On Thursday, 25 August 2022 at 19:41:19 UTC, solidstate1991 wrote:
>I took a look at experimental.xml. According to its tests, it's biggest issue is that it accepts malformed documents. I'll attempt to reverse-engineer the code, then add the necessary checks to reject the malformed documents. Since it has multiple options for allocators (stdx-allocator), it'll be a bit of a challenge, but at worst I can strip that function and replace it with GC only.
So work have begun here: https://github.com/ZILtoid1991/experimental.xml
Things I've done so far:
- Stripped the allocators and the custom error handling functions. Not much people are using allocators anyways, it just complicates the project, and GC is otherwise the best option for anything that builds a complex tree structure. With that gone, I can just use exceptions for error handling, which can be toggled with a flag: turning it off will enable parsing badly formed XML documents, and even SGML in theory.
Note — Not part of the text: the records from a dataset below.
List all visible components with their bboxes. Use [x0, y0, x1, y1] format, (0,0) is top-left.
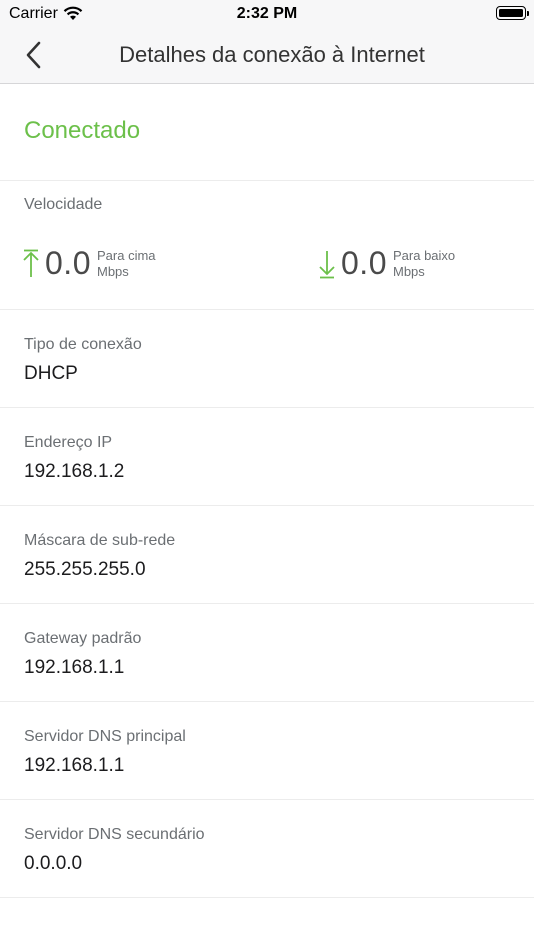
download-speed-value: 0.0: [341, 245, 387, 281]
secondary-dns-label: Servidor DNS secundário: [24, 826, 205, 843]
upload-direction-label: Para cima: [97, 248, 156, 263]
page-title: Detalhes da conexão à Internet: [119, 42, 425, 67]
primary-dns-row: Servidor DNS principal 192.168.1.1: [0, 702, 534, 800]
primary-dns-label: Servidor DNS principal: [24, 728, 186, 745]
clock: 2:32 PM: [236, 5, 298, 22]
connection-type-row: Tipo de conexão DHCP: [0, 310, 534, 408]
secondary-dns-row: Servidor DNS secundário 0.0.0.0: [0, 800, 534, 898]
arrow-down-icon: [319, 251, 335, 279]
download-unit-label: Mbps: [393, 264, 425, 279]
default-gateway-label: Gateway padrão: [24, 630, 142, 647]
upload-speed-value: 0.0: [45, 245, 91, 281]
subnet-mask-value: 255.255.255.0: [24, 559, 146, 580]
primary-dns-value: 192.168.1.1: [24, 755, 125, 776]
ip-address-row: Endereço IP 192.168.1.2: [0, 408, 534, 506]
connection-status-section: Conectado: [0, 84, 534, 181]
ip-address-value: 192.168.1.2: [24, 461, 125, 482]
connection-status: Conectado: [24, 117, 141, 144]
connection-type-value: DHCP: [24, 363, 78, 384]
download-direction-label: Para baixo: [393, 248, 456, 263]
subnet-mask-row: Máscara de sub-rede 255.255.255.0: [0, 506, 534, 604]
arrow-up-icon: [23, 249, 39, 277]
status-bar: Carrier 2:32 PM: [0, 0, 534, 28]
connection-type-label: Tipo de conexão: [24, 336, 142, 353]
navigation-bar: Detalhes da conexão à Internet: [0, 28, 534, 84]
battery-icon: [496, 6, 529, 20]
ip-address-label: Endereço IP: [24, 434, 113, 451]
secondary-dns-value: 0.0.0.0: [24, 853, 83, 874]
speed-section: Velocidade 0.0 Para cima Mbps 0.0 Para b…: [0, 181, 534, 310]
subnet-mask-label: Máscara de sub-rede: [24, 532, 176, 549]
speed-label: Velocidade: [24, 196, 103, 213]
default-gateway-row: Gateway padrão 192.168.1.1: [0, 604, 534, 702]
default-gateway-value: 192.168.1.1: [24, 657, 125, 678]
upload-unit-label: Mbps: [97, 264, 129, 279]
- Simplifying a lot of things in general, with array slicing and appending.
- Enabled character escaping, which led me into the DTD hellhole.
- Enabled checking for bad characters in names and texts.
- Started working on the processing of XML declarations (important for setting version and checking for correct encoding), and the DTD.
I know that the removal of the allocators might doom my project from the inclusion in the Phobos library, but even then I can just release it as a regular dub library. Soon I'll be renaming it to newXML or something similar, while keeping the credits to its previous authors.